L’unanimità non c’è. Ma “a maggioranza” il collegio dei Probiviri dei Movimento 5 Stelle ha deciso di avviare l’iter dei procedimenti disciplinari contro tutti quei parlamentari che non hanno votato la fiducia al governo Draghi e, già che c’erano, anche contro quelli che non sono in regola con le restituzioni. Sul secondo caso, c’è poco da contrattaccare. Ma sul primo la battaglia è appena cominciata. E non si annuncia di facile risoluzione, se perfino per una dei tre componenti del collegio, ci sono “possibili rilievi di illegittimità”. Durante la riunione di ieri, Raffaella Andreola ha infatti confermato tutte le sue perplessità sul caso dei 40 cacciati “su indicazione dell’ex capo politico senatore Crimi, attualmente a mio avviso non titolato a tali indicazioni”. Una valutazione che, dopo il voto su Rousseau per il nuovo organo collegiale, era stata condivisa anche da Davide Casaleggio, seppur smentito dal garante Beppe Grillo: anche per il manager milanese, Crimi non ha più alcun titolo. E sempre a Rousseau si potrebbe tornare se passasse la proposta della stessa Andreola: rimettere agli iscritti la decisione. Ovvero chiedere alla base: chi ha detto no a Draghi va cacciato davvero?
Sono tutti convinti, a cominciare da quell’Alessandro Di Battista che ha lanciato la sua “opposizione” da fuori, che gli iscritti 5S starebbero con i ribelli. Da Statuto, sarebbe il Garante, ovvero quel Beppe Grillo che per il sì al governo si è speso in prima persona, a dover indire la consultazione. Ma almeno nel Regolamento del gruppo M5S del Senato c’è un appiglio che rende assai più percorribile la via del ricorso.
La senatrice Barbara Lezzi, per dire, lo ha già scritto. E mette in fila tutti i motivi per cui ritiene che la cacciata non stia in piedi. A cominciare dal merito, visto che la mandano via perché non ha rispettato la decisione di Rousseau (finita, ricordiamo 60 a 40 per il sì a Draghi). Il “coinvolgimento degli iscritti”, infatti, si è “sostanziato attraverso la formulazione di un quesito ben poco dettagliato e ha riguardato una fase del tutto preliminare rispetto alla puntuale definizione della squadra governativa”. Né tantomeno si può richiamare l’obbligo a votare la fiducia previsto dal Codice etico, visto che quello fa esplicito riferimento a governi guidati da premier “espressione del M5S”, non quindi dall’ex presidente della Bce. E poi c’è la questione di metodo, che a questo punto rischia di essere quella decisiva. Perché, dicevamo, il Regolamento del gruppo M5S al Senato prevede che le espulsioni arrivino dopo tre passaggi: “l’iniziativa del presidente del gruppo, il parere del Consiglio direttivo e la ratifica degli iscritti”. Esistono deroghe ma, secondo il ricorso di Lezzi, non è il caso di cui stiamo parlando: non è esplicitamente richiamata, né può rientrare nei “casi eccezionali” previsti dal capo politico, visto che dal 18 febbraio – giorno in cui è stato istituito l’organo collegiale – il capo politico non esiste più.

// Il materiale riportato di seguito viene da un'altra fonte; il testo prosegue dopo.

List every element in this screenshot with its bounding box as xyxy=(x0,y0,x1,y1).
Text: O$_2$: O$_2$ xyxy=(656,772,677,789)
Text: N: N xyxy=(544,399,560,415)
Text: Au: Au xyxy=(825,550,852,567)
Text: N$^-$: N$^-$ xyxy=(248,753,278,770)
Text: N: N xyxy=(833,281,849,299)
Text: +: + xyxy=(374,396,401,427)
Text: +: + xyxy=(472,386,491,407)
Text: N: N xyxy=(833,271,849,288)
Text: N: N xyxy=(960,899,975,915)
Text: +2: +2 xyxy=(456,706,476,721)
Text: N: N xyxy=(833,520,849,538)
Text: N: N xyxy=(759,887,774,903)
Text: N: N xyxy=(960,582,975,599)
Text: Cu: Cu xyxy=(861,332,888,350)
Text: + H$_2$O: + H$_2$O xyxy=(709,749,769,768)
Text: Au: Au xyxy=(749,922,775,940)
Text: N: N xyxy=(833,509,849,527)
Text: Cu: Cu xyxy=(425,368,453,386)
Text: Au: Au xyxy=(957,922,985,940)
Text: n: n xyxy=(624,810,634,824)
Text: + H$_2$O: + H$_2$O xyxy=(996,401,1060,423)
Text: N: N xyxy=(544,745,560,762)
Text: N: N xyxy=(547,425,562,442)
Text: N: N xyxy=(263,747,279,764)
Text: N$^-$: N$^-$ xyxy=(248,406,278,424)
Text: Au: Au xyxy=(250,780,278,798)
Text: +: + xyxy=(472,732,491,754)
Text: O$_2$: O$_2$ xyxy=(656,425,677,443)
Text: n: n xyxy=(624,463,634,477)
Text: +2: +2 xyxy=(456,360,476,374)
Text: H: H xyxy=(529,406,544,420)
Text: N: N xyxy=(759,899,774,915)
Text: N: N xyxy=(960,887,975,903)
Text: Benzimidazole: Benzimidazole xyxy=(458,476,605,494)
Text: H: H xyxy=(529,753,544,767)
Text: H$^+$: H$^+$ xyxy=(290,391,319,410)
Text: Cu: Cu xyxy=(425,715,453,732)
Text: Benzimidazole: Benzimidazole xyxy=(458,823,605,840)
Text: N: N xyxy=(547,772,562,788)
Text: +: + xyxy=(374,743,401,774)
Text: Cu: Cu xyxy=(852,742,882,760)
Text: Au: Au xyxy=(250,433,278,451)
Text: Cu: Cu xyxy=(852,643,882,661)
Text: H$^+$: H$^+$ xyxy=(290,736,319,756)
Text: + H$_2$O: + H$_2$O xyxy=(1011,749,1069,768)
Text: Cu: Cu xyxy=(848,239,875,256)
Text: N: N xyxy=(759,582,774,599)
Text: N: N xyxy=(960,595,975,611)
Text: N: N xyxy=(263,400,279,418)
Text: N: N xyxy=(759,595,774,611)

Se da una parte Lezzi e altri “big” come Nicola Morra provano a trovare il modo di “prendersi” il Movimento dall’interno, c’è poi chi ragiona di altri piani. Resta in piedi la ricerca del simbolo, che al Senato serve per dar vita ad un nuovo gruppo parlamentare. I senatori Lannutti, Crucioli, Cabras stanno insistendo su questa via e hanno già contattato anche ex vertici della comunicazione pentastellata come Debora Billi, ora in forze al blog Byoblu di Claudio Messora, un altro ex M5S. Si tiene il filo anche con gli europarlamentari che a dicembre hanno lasciato i 5Stelle. Ma in molti consigliano ai “ribelli” di prendere tempo, di “elaborare il lutto” e di non avere fretta di strutturarsi.
Meglio aspettare di vedere che succede: il paradosso, notano, è che le espulsioni hanno rivitalizzato la corsa per la guida del Movimento. Finora nessuno si voleva candidare, anche perché non è certo un momento di popolarità per il partito. Ma se Lezzi e Morra vincessero la battaglia legale e Virginia Raggi confermasse la sua voglia di partecipare alla sfida, anche le noiose sorti dell’organo collegiale potrebbero cambiare.